Ministers will hold talks with energy giants on Thursday to discuss measures to ease the cost of living. BBC reports
The government says talks will focus on how energy companies can alleviate pressure on consumers.
Treasury minister Simon Clarke has said the government is “working up” options to help people with rising bills.
However, he emphasised that any big decisions would be for the next prime minister to make, when they take office in early September.
Concerns over what will happen this winter come as figures suggest many households are already in energy debt.
Tory leadership candidate Rishi Sunak said he would be “happy” to meet his rival Liz Truss to agree emergency support ahead of the winter.
Ms Truss has dismissed the proposal telling reporters “now is not the time to pre-empt those decisions”.
Yet new figures from comparison service USwitch laid bare the challenge facing Mr Johnson’s successor.
Almost a quarter of households owe £206 to energy firms, on average, with the total debt owed by the public triple that of September last year, according to a survey of 2,000 households.
Forecasts predict average annual energy bills could rise to over £4,200 by January – while the state pension is typically worth between £7,376 and £9,628.
Mr Johnson has faced growing criticism for not announcing further support beyond the £15bn package set out in May, while the government is under pressure to do more to help with bills.
Mr Clarke – who is supporting Ms Truss – has said the government is working “up a package of cost of living support that the next prime minister can consider when they take office”.
He argued it would be better for a prime minister to consider the options once in office “rather than announce new un-costed policies, without sight of all the details of the pressures people could face, during a leadership election”.
But consumer expert Martin Lewis has called on what he described as the “zombie” government to “wake up” and put together a plan immediately.
Speaking to the BBC, he compared the current situation to the early days of the coronavirus pandemic. “We are currently in that position of watching the beds in European hospitals and doing nothing about it,” he said.
On Wednesday morning, Ms Truss did not rule out making cash payments to help people with energy bills but said her priority would be to reverse April’s National Insurance rise and temporarily drop green levies on energy bills arguing that low taxes were “vitally important” for growing the economy.
She also said she would boost energy supply by “getting more gas out of the North Sea” and allowing more fracking to take place.
The Liberal Democrats have argued that the energy profits levy – or windfall tax – should be backdated to October 2021 and the extra money raised should be used to help people with energy bills.
A windfall tax is a one-off charge imposed by a government on a company, designed to target firms that have benefited from circumstances they were not responsible for.

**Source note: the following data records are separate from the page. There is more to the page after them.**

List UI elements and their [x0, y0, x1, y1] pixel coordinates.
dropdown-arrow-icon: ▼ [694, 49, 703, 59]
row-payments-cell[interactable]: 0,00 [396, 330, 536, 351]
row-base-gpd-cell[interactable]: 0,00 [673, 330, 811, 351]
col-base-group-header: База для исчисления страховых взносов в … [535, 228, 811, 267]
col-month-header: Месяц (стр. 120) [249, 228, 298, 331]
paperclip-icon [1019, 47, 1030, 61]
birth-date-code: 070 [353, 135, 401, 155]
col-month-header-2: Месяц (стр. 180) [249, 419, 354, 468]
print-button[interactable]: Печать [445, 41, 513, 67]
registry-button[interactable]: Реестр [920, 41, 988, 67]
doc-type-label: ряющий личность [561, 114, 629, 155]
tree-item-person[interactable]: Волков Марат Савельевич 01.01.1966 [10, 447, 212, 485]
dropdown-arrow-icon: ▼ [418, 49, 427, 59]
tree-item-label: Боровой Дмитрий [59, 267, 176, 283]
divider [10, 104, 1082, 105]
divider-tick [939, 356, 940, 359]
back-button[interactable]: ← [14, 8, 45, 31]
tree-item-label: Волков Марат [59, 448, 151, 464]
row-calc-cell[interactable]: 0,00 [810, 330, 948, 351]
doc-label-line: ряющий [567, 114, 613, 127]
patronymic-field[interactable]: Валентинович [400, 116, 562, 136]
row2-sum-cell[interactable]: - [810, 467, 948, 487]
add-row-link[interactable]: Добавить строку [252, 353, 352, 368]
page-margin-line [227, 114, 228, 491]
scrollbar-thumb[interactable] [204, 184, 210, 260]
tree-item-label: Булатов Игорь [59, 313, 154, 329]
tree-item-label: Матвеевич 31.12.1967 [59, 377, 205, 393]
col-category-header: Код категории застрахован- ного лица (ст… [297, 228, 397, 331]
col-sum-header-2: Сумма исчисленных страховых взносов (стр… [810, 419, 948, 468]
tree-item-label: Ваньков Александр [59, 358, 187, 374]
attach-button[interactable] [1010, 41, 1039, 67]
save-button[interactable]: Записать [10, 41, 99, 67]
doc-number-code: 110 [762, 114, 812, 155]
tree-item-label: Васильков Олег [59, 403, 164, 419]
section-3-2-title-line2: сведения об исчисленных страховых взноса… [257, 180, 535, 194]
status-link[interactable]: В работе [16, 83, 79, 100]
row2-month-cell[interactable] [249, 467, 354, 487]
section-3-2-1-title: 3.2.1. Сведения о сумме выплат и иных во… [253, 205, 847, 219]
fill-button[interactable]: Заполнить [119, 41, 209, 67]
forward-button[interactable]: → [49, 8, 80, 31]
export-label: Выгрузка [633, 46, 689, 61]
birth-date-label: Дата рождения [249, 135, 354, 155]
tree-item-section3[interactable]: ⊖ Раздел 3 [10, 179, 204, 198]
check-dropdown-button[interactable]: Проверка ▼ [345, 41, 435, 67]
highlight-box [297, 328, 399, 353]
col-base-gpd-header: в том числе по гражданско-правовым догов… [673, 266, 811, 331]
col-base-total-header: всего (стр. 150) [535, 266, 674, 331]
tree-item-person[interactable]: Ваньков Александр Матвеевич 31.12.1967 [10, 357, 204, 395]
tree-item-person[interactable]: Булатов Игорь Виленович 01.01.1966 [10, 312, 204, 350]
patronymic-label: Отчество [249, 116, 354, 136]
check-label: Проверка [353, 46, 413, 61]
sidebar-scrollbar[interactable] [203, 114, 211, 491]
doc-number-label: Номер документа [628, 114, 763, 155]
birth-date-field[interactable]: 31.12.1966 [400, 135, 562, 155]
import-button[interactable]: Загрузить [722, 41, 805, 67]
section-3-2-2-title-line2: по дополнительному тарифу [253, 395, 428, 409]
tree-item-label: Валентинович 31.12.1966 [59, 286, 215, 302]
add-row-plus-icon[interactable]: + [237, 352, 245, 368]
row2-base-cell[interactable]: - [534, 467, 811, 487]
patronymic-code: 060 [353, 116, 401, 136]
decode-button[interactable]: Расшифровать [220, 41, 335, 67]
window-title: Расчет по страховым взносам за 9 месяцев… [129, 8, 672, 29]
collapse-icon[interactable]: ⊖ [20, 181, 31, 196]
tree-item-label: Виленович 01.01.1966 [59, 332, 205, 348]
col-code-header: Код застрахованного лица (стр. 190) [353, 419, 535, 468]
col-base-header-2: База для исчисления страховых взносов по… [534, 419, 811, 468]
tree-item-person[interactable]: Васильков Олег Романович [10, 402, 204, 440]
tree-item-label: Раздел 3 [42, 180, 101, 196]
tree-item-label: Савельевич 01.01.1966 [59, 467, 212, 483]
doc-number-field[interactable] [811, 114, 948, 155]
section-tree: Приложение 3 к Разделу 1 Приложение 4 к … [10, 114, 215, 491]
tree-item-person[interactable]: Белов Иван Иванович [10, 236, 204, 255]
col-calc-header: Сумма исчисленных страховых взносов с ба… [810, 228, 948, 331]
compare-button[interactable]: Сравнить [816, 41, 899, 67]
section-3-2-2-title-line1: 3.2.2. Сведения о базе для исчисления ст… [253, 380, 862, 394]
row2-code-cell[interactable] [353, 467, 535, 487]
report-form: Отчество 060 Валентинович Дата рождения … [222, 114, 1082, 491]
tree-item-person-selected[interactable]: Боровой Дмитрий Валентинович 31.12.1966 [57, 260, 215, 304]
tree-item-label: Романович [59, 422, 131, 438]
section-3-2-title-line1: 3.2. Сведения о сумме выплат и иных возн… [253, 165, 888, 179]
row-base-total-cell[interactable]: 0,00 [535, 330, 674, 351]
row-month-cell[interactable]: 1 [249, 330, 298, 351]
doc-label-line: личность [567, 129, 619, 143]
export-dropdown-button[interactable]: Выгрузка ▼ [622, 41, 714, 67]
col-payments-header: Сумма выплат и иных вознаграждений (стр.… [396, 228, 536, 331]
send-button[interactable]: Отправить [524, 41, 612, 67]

Companies supplying energy are getting much more money for their oil and gas than they were last year, partly because demand has increased as the world emerges from the pandemic, but more recently because of supply constraints following Russia’s invasion of Ukraine.
The levy – which the Treasury previously said could raise up to £5bn – came into effect on 26 May. Energy firms like BP have reported recorded quarterly profits this year that will not be impacted by the levy.
Asked about backdating the windfall tax, Ms Truss replied: “The answer to our problems is not more taxes.”
Speaking at a leadership hustings, former Chancellor Mr Sunak warned that the Conservative Party would be “hammered” at the next election without offering further direct support to households.
He has not set out in detail what further payments he would make to households, saying the exact scale of the rise is still unclear, and any payments would come on top of existing support.
Labour’s shadow Education Secretary Bridget Phillipson told BBC Breakfast the situation was “deeply worrying” and said Labour would cut VAT on gas and electricity bills.
She also said her party would set out further proposals “very soon” but added that they “wouldn’t have let things get to this point in the first place”.